Artinya :Hai sekalian manusia, bertakwalah
kepada Tuhan-mu yang telah menciptakan kamu dari seorang diri, dan dari padanya
Allah menciptakan isterinya; dan dari pada keduanya Allah memperkembang biakkan
laki-laki dan perempuan yang banyak. dan bertakwalah kepada Allah yang dengan
(mempergunakan) nama-Nya kamu saling meminta satu sama lain, dan (peliharalah)
hubungan silaturrahim. Sesungguhnya Allah selalu menjaga dan mengawasi kamu.
Dan berikanlah kepada anak-anak yatim (yang sudah balig) harta mereka, jangan
kamu menukar yang baik dengan yang buruk dan jangan kamu Makan harta mereka
bersama hartamu. Sesungguhnya
tindakan-tindakan (menukar dan memakan) itu, adalah dosa yang besar. Dan jika
kamu takut tidak akan dapat Berlaku adil terhadap (hak-hak) perempuan yang
yatim (bilamana kamu mengawininya), Maka kawinilah wanita-wanita (lain) yang
kamu senangi : dua, tiga atau empat. kemudian jika kamu takut tidak akan dapat
Berlaku adil, Maka (kawinilah) seorang saja, atau budak-budak yang kamu miliki.

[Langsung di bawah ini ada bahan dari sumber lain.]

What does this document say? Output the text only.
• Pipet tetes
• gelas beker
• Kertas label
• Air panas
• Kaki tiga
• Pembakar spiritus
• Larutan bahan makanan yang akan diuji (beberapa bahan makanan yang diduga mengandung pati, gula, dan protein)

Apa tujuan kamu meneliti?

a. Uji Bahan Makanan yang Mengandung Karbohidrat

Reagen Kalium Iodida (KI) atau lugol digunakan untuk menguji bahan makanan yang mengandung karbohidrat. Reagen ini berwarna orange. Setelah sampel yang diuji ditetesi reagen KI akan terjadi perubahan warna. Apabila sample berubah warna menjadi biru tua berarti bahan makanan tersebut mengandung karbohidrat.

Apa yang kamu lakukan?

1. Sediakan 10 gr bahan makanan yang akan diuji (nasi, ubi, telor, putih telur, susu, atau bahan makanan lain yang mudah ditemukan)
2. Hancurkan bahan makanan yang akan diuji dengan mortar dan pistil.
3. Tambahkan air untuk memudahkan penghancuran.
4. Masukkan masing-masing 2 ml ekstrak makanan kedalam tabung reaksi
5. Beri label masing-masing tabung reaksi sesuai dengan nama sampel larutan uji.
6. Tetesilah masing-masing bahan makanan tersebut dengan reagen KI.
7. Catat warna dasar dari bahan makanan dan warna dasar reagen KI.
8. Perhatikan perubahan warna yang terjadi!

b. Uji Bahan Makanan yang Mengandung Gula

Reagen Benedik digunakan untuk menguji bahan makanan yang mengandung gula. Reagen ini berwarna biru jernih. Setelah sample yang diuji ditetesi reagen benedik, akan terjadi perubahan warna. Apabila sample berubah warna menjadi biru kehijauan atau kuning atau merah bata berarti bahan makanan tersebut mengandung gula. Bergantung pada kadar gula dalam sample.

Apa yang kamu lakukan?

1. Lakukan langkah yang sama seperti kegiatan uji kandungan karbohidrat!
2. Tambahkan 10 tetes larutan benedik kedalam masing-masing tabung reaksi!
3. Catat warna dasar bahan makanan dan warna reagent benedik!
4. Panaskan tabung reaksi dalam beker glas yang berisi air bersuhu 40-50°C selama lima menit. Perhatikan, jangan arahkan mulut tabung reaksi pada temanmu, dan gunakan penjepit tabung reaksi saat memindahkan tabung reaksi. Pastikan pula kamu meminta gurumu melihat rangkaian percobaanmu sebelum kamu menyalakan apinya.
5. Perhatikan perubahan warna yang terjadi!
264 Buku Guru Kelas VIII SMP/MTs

yang demikian itu adalah lebih dekat kepada tidak berbuat aniaya. Berikanlah
maskawin (mahar) kepada wanita (yang kamu nikahi) sebagai pemberian dengan
penuh kerelaan. kemudian jika mereka menyerahkan kepada kamu sebagian dari
maskawin itu dengan senang hati, Maka makanlah (ambillah) pemberian itu
(sebagai makanan) yang sedap lagi baik akibatnya.{QS.An-Nisa' :1-4}
A. Pendahuluan
Allah swt memulai surat al-nisa' dengan
menghitab manusia secara kesuluruhan dan menyuruhnya untuk berbakti padanya.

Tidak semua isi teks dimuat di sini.